A primeira fase de implementação do CBAM se aplica às importações dos produtos em que se considera que há maior risco de fuga de carbono: cimento, eletricidade, fertilizantes, ferro, aço e alumínio. Espera-se que, no futuro, o CBAM seja estendido para outros setores.

O CBAM é operacionalizado pela aquisição, pelos importadores europeus, de certificados com base nas emissões de carbono efetivas por parte dos produtores estrangeiros, embutidas no produto importado. Um certificado CBAM corresponde a uma tonelada de emissões. O preço do certificado deve refletir o preço de mercado do carbono, e é publicado semanalmente no website da Comissão Europeia.

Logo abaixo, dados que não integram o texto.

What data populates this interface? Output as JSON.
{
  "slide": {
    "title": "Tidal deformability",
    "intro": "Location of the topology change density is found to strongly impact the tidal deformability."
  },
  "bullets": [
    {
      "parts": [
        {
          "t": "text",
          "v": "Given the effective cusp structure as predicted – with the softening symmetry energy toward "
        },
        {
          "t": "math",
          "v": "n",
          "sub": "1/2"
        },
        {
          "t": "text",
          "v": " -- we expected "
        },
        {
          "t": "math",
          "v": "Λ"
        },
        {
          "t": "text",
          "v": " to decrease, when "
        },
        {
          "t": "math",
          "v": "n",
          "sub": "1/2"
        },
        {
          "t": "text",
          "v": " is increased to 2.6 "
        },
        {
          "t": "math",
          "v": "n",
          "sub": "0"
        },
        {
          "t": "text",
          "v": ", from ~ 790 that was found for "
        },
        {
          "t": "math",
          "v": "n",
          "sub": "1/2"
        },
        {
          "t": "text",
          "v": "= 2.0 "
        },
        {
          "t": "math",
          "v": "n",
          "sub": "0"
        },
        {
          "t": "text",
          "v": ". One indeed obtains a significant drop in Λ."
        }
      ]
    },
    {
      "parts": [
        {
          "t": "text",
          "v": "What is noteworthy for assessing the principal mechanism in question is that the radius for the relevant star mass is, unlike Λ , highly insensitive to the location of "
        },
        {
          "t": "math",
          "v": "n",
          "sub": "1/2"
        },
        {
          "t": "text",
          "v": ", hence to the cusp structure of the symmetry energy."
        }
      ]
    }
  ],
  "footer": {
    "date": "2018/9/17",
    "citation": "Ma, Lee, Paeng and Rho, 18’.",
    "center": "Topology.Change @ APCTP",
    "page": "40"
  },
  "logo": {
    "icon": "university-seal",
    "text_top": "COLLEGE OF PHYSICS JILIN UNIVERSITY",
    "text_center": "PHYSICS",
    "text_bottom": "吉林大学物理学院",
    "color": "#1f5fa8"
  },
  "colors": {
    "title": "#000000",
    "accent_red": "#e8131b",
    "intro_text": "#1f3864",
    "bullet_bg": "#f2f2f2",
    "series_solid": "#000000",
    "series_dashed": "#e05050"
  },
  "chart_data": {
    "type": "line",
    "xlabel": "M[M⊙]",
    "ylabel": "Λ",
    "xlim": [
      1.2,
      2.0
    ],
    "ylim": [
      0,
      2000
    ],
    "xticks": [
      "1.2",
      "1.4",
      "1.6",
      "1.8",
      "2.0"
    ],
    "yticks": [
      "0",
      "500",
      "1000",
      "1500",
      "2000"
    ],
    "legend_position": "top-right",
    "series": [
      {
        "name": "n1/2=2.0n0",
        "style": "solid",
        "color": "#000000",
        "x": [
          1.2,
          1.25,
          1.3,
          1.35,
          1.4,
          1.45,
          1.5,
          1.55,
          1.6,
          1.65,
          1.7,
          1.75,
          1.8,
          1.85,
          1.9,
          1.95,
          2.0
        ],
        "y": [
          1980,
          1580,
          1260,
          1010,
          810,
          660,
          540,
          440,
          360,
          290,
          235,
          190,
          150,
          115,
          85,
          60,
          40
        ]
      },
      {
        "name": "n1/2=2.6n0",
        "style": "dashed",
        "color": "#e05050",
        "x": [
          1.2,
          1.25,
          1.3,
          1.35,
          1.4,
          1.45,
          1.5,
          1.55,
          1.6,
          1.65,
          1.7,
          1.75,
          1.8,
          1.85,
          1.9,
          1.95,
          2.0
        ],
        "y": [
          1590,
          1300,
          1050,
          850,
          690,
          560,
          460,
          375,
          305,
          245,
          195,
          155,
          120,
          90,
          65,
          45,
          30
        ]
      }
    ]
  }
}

Os certificados CBAM representam um custo extra do produto importado. Mas note-se que o CBAM não estabelece um limite em termos de volume de importações, nem restringe o comércio.

A Proposta para o CBAM tem o mérito de colocar em discussão o papel do comércio internacional para a eficácia do cumprimento das metas assumidas no âmbito do Acordo de Paris. A lógica aplicada ao CBAM é a de que o europeu é livre para trazer produtos intensivos de carbono de qualquer origem, desde que pague o sobrevalor cumprindo o papel de regulador do mercado.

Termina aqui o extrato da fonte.